Dr Bharat Pankhania, senior clinical lecturer at the University of Exeter, told Sky News it is "blindingly obvious" what needs to be done to stem the current spike in COVID-19 cases - and that is to minimise one-to-one contact between individuals.
He said: "My advice to Prime Minister Boris Johnson is, don't sit there and say 'we are going to do something next week'. It's tomorrow, it's today.
"You say, 'as of today please reduce your circulation in pubs, restaurants, transport, offices and all those places where infection transmits'. It's as straightforward as that."
His warning comes as Scottish First Minister Nicola Sturgeon demanded a Cobra meeting in the next 48 hours.
"We know from experience earlier in the year that speed and decisiveness of action is important in the fight against COVID," she tweeted.
She said the Scottish government "will seek to reach considered decisions as quickly as possible" and urged everyone across Scotland to be "extra careful" and "minimise interactions with other households".
New confirmed daily cases hit 4,322 - the highest since 8 May - on Friday, and another 27 deaths were recorded. The R number, which shows the spread of the virus, is now between 1.1 and 1.4.
Fears are growing that daily case numbers could, in a few weeks, hit the figures seen in March and April if the government does not take decisive action now.
Proposals are being worked up for a "circuit break" of nationwide restrictions for a short period, which could see essential travel to schools and workplaces continuing, but restaurants and bars would shut - or perhaps run on restricted hours - and different households would be asked not to mix at all.
Asked if he thought a second national lockdown was on the cards, Dr Pankhania told Sky News: "I hope it will never happen because I don't think the United Kingdom has got the stamina for a national lockdown. It's words.
"It is blindingly obvious that if you wanted to keep case numbers down you keep your movements amongst fellow human beings to a minimum. It's as simple as that.
"This is a human-to-human spread of infection, so we have invented all manner of things like the 'the rule of six', the curfew at 10pm, and all of that.
"And the one thing, the elephant in the room, that we don't address is 'keep your distance away from fellow human beings - move around with as few human beings as is possible'. That is as straightforward as it is."
Asked if he thought plans to "short-circuit" the virus would work and slow the spread of the disease, he replied: "I would love to say yes, but what we learnt from the first lockdown was that the base number, meaning the background level of circulating virus, continued to hover at an uncomfortably high level.
"So where is the evidence that a 'circuit break', meaning a short, sharp shutdown, is going to reduce case numbers?
"Our case numbers have resisted in going down because we just can't have a full lockdown in the way the United Kingdom has been running.
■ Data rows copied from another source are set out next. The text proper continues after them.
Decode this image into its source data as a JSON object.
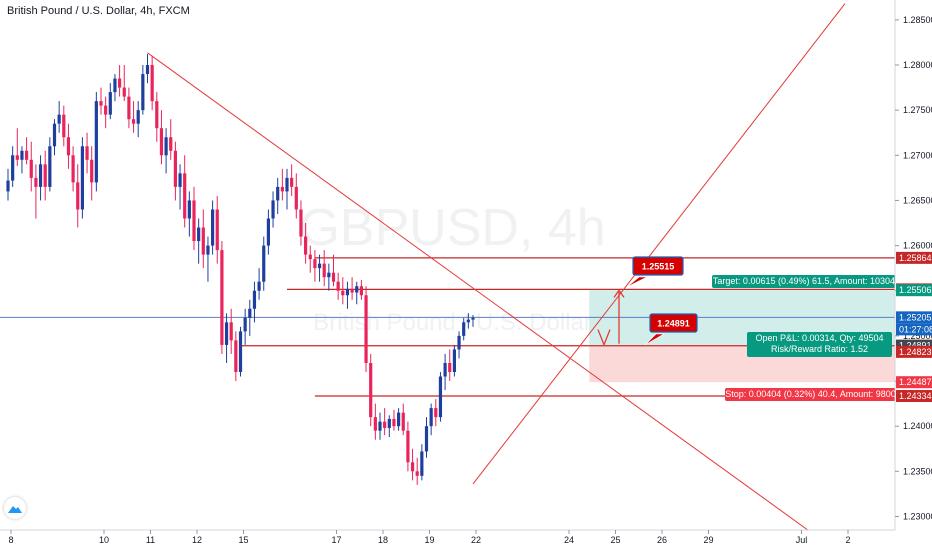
{
  "header": {
    "title": "British Pound / U.S. Dollar, 4h, FXCM"
  },
  "watermark": {
    "symbol": "GBPUSD, 4h",
    "description": "British Pound / U.S. Dollar"
  },
  "colors": {
    "up": "#1e3f9e",
    "down": "#e9245a",
    "trendline": "#e53935",
    "level": "#c62828",
    "current_price_line": "#5b7ec9",
    "target_zone": "#d2eeeb",
    "stop_zone": "#fbd9d9",
    "target_tag": "#089981",
    "stop_tag": "#f23645",
    "info_tag": "#26a69a",
    "price_tag_dark": "#434651",
    "arrow": "#e53935"
  },
  "annotations": {
    "entry_price_label": "1.25515",
    "target_price_label": "1.24891",
    "target_text": "Target: 0.00615 (0.49%) 61.5, Amount: 10304",
    "open_pnl_text": "Open P&L: 0.00314, Qty: 49504",
    "risk_reward_text": "Risk/Reward Ratio: 1.52",
    "stop_text": "Stop: 0.00404 (0.32%) 40.4, Amount: 9800",
    "countdown": "01:27:08"
  },
  "chart_data": {
    "type": "candlestick",
    "symbol": "GBPUSD",
    "timeframe": "4h",
    "ylim": [
      1.2285,
      1.2872
    ],
    "y_ticks": [
      "1.23000",
      "1.23500",
      "1.24000",
      "1.24500",
      "1.25000",
      "1.25500",
      "1.26000",
      "1.26500",
      "1.27000",
      "1.27500",
      "1.28000",
      "1.28500"
    ],
    "x_ticks": [
      {
        "label": "8",
        "i": 0
      },
      {
        "label": "10",
        "i": 20
      },
      {
        "label": "11",
        "i": 30
      },
      {
        "label": "12",
        "i": 40
      },
      {
        "label": "15",
        "i": 50
      },
      {
        "label": "17",
        "i": 70
      },
      {
        "label": "18",
        "i": 80
      },
      {
        "label": "19",
        "i": 90
      },
      {
        "label": "22",
        "i": 100
      },
      {
        "label": "24",
        "i": 120
      },
      {
        "label": "25",
        "i": 130
      },
      {
        "label": "26",
        "i": 140
      },
      {
        "label": "29",
        "i": 150
      },
      {
        "label": "Jul",
        "i": 170
      },
      {
        "label": "2",
        "i": 180
      }
    ],
    "candles": [
      {
        "o": 1.266,
        "h": 1.2685,
        "l": 1.265,
        "c": 1.2672
      },
      {
        "o": 1.2672,
        "h": 1.271,
        "l": 1.2665,
        "c": 1.27
      },
      {
        "o": 1.27,
        "h": 1.273,
        "l": 1.2688,
        "c": 1.2695
      },
      {
        "o": 1.2695,
        "h": 1.271,
        "l": 1.268,
        "c": 1.2705
      },
      {
        "o": 1.2705,
        "h": 1.272,
        "l": 1.269,
        "c": 1.2695
      },
      {
        "o": 1.2695,
        "h": 1.2715,
        "l": 1.266,
        "c": 1.2675
      },
      {
        "o": 1.2675,
        "h": 1.269,
        "l": 1.263,
        "c": 1.2665
      },
      {
        "o": 1.2665,
        "h": 1.27,
        "l": 1.265,
        "c": 1.269
      },
      {
        "o": 1.269,
        "h": 1.2705,
        "l": 1.265,
        "c": 1.2665
      },
      {
        "o": 1.2665,
        "h": 1.272,
        "l": 1.266,
        "c": 1.271
      },
      {
        "o": 1.271,
        "h": 1.274,
        "l": 1.27,
        "c": 1.2735
      },
      {
        "o": 1.2735,
        "h": 1.276,
        "l": 1.2725,
        "c": 1.2745
      },
      {
        "o": 1.2745,
        "h": 1.2755,
        "l": 1.271,
        "c": 1.272
      },
      {
        "o": 1.272,
        "h": 1.2735,
        "l": 1.2685,
        "c": 1.27
      },
      {
        "o": 1.27,
        "h": 1.271,
        "l": 1.266,
        "c": 1.267
      },
      {
        "o": 1.267,
        "h": 1.269,
        "l": 1.262,
        "c": 1.264
      },
      {
        "o": 1.264,
        "h": 1.272,
        "l": 1.263,
        "c": 1.271
      },
      {
        "o": 1.271,
        "h": 1.2725,
        "l": 1.268,
        "c": 1.2695
      },
      {
        "o": 1.2695,
        "h": 1.271,
        "l": 1.265,
        "c": 1.267
      },
      {
        "o": 1.267,
        "h": 1.277,
        "l": 1.266,
        "c": 1.276
      },
      {
        "o": 1.276,
        "h": 1.2775,
        "l": 1.2745,
        "c": 1.2755
      },
      {
        "o": 1.2755,
        "h": 1.2765,
        "l": 1.273,
        "c": 1.2745
      },
      {
        "o": 1.2745,
        "h": 1.278,
        "l": 1.274,
        "c": 1.277
      },
      {
        "o": 1.277,
        "h": 1.279,
        "l": 1.276,
        "c": 1.2785
      },
      {
        "o": 1.2785,
        "h": 1.28,
        "l": 1.2765,
        "c": 1.2775
      },
      {
        "o": 1.2775,
        "h": 1.28,
        "l": 1.276,
        "c": 1.2765
      },
      {
        "o": 1.2765,
        "h": 1.2775,
        "l": 1.273,
        "c": 1.274
      },
      {
        "o": 1.274,
        "h": 1.276,
        "l": 1.2725,
        "c": 1.2735
      },
      {
        "o": 1.2735,
        "h": 1.276,
        "l": 1.272,
        "c": 1.275
      },
      {
        "o": 1.275,
        "h": 1.28,
        "l": 1.2745,
        "c": 1.279
      },
      {
        "o": 1.279,
        "h": 1.2812,
        "l": 1.278,
        "c": 1.28
      },
      {
        "o": 1.28,
        "h": 1.281,
        "l": 1.275,
        "c": 1.276
      },
      {
        "o": 1.276,
        "h": 1.277,
        "l": 1.2715,
        "c": 1.273
      },
      {
        "o": 1.273,
        "h": 1.275,
        "l": 1.269,
        "c": 1.27
      },
      {
        "o": 1.27,
        "h": 1.273,
        "l": 1.268,
        "c": 1.272
      },
      {
        "o": 1.272,
        "h": 1.274,
        "l": 1.2695,
        "c": 1.2705
      },
      {
        "o": 1.2705,
        "h": 1.2715,
        "l": 1.265,
        "c": 1.2665
      },
      {
        "o": 1.2665,
        "h": 1.269,
        "l": 1.264,
        "c": 1.268
      },
      {
        "o": 1.268,
        "h": 1.27,
        "l": 1.262,
        "c": 1.263
      },
      {
        "o": 1.263,
        "h": 1.266,
        "l": 1.261,
        "c": 1.265
      },
      {
        "o": 1.265,
        "h": 1.2665,
        "l": 1.2595,
        "c": 1.2605
      },
      {
        "o": 1.2605,
        "h": 1.263,
        "l": 1.258,
        "c": 1.262
      },
      {
        "o": 1.262,
        "h": 1.264,
        "l": 1.2575,
        "c": 1.259
      },
      {
        "o": 1.259,
        "h": 1.261,
        "l": 1.256,
        "c": 1.26
      },
      {
        "o": 1.26,
        "h": 1.265,
        "l": 1.259,
        "c": 1.264
      },
      {
        "o": 1.264,
        "h": 1.2655,
        "l": 1.258,
        "c": 1.2595
      },
      {
        "o": 1.2595,
        "h": 1.2605,
        "l": 1.248,
        "c": 1.249
      },
      {
        "o": 1.249,
        "h": 1.2525,
        "l": 1.247,
        "c": 1.2515
      },
      {
        "o": 1.2515,
        "h": 1.253,
        "l": 1.248,
        "c": 1.2495
      },
      {
        "o": 1.2495,
        "h": 1.2505,
        "l": 1.245,
        "c": 1.246
      },
      {
        "o": 1.246,
        "h": 1.251,
        "l": 1.2455,
        "c": 1.2505
      },
      {
        "o": 1.2505,
        "h": 1.253,
        "l": 1.249,
        "c": 1.252
      },
      {
        "o": 1.252,
        "h": 1.254,
        "l": 1.25,
        "c": 1.253
      },
      {
        "o": 1.253,
        "h": 1.256,
        "l": 1.2515,
        "c": 1.255
      },
      {
        "o": 1.255,
        "h": 1.2575,
        "l": 1.254,
        "c": 1.256
      },
      {
        "o": 1.256,
        "h": 1.261,
        "l": 1.255,
        "c": 1.26
      },
      {
        "o": 1.26,
        "h": 1.264,
        "l": 1.259,
        "c": 1.263
      },
      {
        "o": 1.263,
        "h": 1.266,
        "l": 1.262,
        "c": 1.265
      },
      {
        "o": 1.265,
        "h": 1.2675,
        "l": 1.2635,
        "c": 1.2665
      },
      {
        "o": 1.2665,
        "h": 1.2685,
        "l": 1.265,
        "c": 1.266
      },
      {
        "o": 1.266,
        "h": 1.2685,
        "l": 1.264,
        "c": 1.2675
      },
      {
        "o": 1.2675,
        "h": 1.269,
        "l": 1.2655,
        "c": 1.2665
      },
      {
        "o": 1.2665,
        "h": 1.268,
        "l": 1.263,
        "c": 1.264
      },
      {
        "o": 1.264,
        "h": 1.265,
        "l": 1.26,
        "c": 1.261
      },
      {
        "o": 1.261,
        "h": 1.2625,
        "l": 1.258,
        "c": 1.259
      },
      {
        "o": 1.259,
        "h": 1.26,
        "l": 1.257,
        "c": 1.2585
      },
      {
        "o": 1.2585,
        "h": 1.2595,
        "l": 1.256,
        "c": 1.2575
      },
      {
        "o": 1.2575,
        "h": 1.259,
        "l": 1.256,
        "c": 1.258
      },
      {
        "o": 1.258,
        "h": 1.2595,
        "l": 1.2555,
        "c": 1.2565
      },
      {
        "o": 1.2565,
        "h": 1.258,
        "l": 1.255,
        "c": 1.257
      },
      {
        "o": 1.257,
        "h": 1.259,
        "l": 1.2555,
        "c": 1.256
      },
      {
        "o": 1.256,
        "h": 1.257,
        "l": 1.254,
        "c": 1.255
      },
      {
        "o": 1.255,
        "h": 1.2565,
        "l": 1.2535,
        "c": 1.2545
      },
      {
        "o": 1.2545,
        "h": 1.256,
        "l": 1.253,
        "c": 1.2552
      },
      {
        "o": 1.2552,
        "h": 1.2565,
        "l": 1.254,
        "c": 1.2548
      },
      {
        "o": 1.2548,
        "h": 1.256,
        "l": 1.2535,
        "c": 1.2555
      },
      {
        "o": 1.2555,
        "h": 1.2562,
        "l": 1.254,
        "c": 1.2545
      },
      {
        "o": 1.2545,
        "h": 1.2555,
        "l": 1.246,
        "c": 1.247
      },
      {
        "o": 1.247,
        "h": 1.248,
        "l": 1.24,
        "c": 1.241
      },
      {
        "o": 1.241,
        "h": 1.2425,
        "l": 1.2385,
        "c": 1.2395
      },
      {
        "o": 1.2395,
        "h": 1.2415,
        "l": 1.2385,
        "c": 1.2405
      },
      {
        "o": 1.2405,
        "h": 1.242,
        "l": 1.239,
        "c": 1.2398
      },
      {
        "o": 1.2398,
        "h": 1.2412,
        "l": 1.2388,
        "c": 1.2408
      },
      {
        "o": 1.2408,
        "h": 1.2418,
        "l": 1.2395,
        "c": 1.24
      },
      {
        "o": 1.24,
        "h": 1.242,
        "l": 1.2395,
        "c": 1.2415
      },
      {
        "o": 1.2415,
        "h": 1.2425,
        "l": 1.239,
        "c": 1.2395
      },
      {
        "o": 1.2395,
        "h": 1.2405,
        "l": 1.235,
        "c": 1.236
      },
      {
        "o": 1.236,
        "h": 1.2375,
        "l": 1.234,
        "c": 1.235
      },
      {
        "o": 1.235,
        "h": 1.2365,
        "l": 1.2335,
        "c": 1.2345
      },
      {
        "o": 1.2345,
        "h": 1.238,
        "l": 1.234,
        "c": 1.2372
      },
      {
        "o": 1.2372,
        "h": 1.241,
        "l": 1.2365,
        "c": 1.24
      },
      {
        "o": 1.24,
        "h": 1.2425,
        "l": 1.239,
        "c": 1.242
      },
      {
        "o": 1.242,
        "h": 1.243,
        "l": 1.24,
        "c": 1.241
      },
      {
        "o": 1.241,
        "h": 1.246,
        "l": 1.2405,
        "c": 1.2455
      },
      {
        "o": 1.2455,
        "h": 1.248,
        "l": 1.244,
        "c": 1.247
      },
      {
        "o": 1.247,
        "h": 1.2485,
        "l": 1.245,
        "c": 1.246
      },
      {
        "o": 1.246,
        "h": 1.249,
        "l": 1.2455,
        "c": 1.2485
      },
      {
        "o": 1.2485,
        "h": 1.2505,
        "l": 1.2475,
        "c": 1.25
      },
      {
        "o": 1.25,
        "h": 1.252,
        "l": 1.2495,
        "c": 1.2515
      },
      {
        "o": 1.2515,
        "h": 1.2525,
        "l": 1.2508,
        "c": 1.2518
      },
      {
        "o": 1.2518,
        "h": 1.2523,
        "l": 1.251,
        "c": 1.252
      }
    ],
    "trendlines": [
      {
        "from": {
          "i": 30,
          "price": 1.28135
        },
        "to": {
          "i": 172,
          "price": 1.2285
        }
      },
      {
        "from": {
          "i": 100,
          "price": 1.2336
        },
        "to": {
          "i": 180,
          "price": 1.2868
        }
      }
    ],
    "horizontal_levels": [
      {
        "price": 1.25864,
        "from_i": 66,
        "label": "1.25864"
      },
      {
        "price": 1.25515,
        "from_i": 60,
        "label": "1.25515"
      },
      {
        "price": 1.24891,
        "from_i": 50,
        "label": "1.24891"
      },
      {
        "price": 1.24334,
        "from_i": 66,
        "label": "1.24334"
      }
    ],
    "position": {
      "entry": 1.24891,
      "target": 1.25506,
      "stop": 1.24487,
      "from_i": 125,
      "current": 1.25205,
      "target_label": "1.25506",
      "stop_label": "1.24487",
      "current_label": "1.25205",
      "stop_entry_label": "1.24823"
    }
  }
}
"So unless you have a really, really strict South Korea-style or even China-style shutdown and people don't move around between groups, it is not going to happen."
He added: "The bottom line is we take personal and mutual responsibility, we say to ourselves 'every action I'm about to take, is this risky?' If it is, don't do it."
His sentiments were echoed by Professor Neil Ferguson - the scientist whose modelling led the government to order the nationwide lockdown in March - who said ministers need to act "sooner rather than later" if they are to prevent a second surge leading to more deaths.
"Right now we are at about the levels of infection we were seeing in this country in late February," he told the BBC Radio 4 Today programme.
"If we leave it another two to four weeks we will be back at levels we were seeing more like mid-March. That's clearly going to cause deaths because people will be hospitalised.
"I think some additional measures are likely to be needed sooner rather than later."
He added: "We have in some sense a perfect storm right now of people, as they have been told to, getting back to normal, schools reopening, a surge in cases, so therefore the testing system is under strain.
"So unfortunately we do have to roll the relaxation of measures back a little bit and get contacts down in the population."
It is understood Professor Chris Whitty, England's chief medical officer, and Sir Patrick Vallance, the government's chief scientific adviser, warned the PM at a meeting on Wednesday evening that the UK is now about six weeks behind France and Spain and in danger of seeing a substantial increase in the number of cases by mid-October if the virus is left unchecked.
Labour leader Sir Keir Starmer has joined the First Ministers of Scotland and Wales in calling on the PM for Cobra discussions.
Sir Keir said: "He now needs to take swift and decisive action at a national level to deal with this - he can't afford to be slow."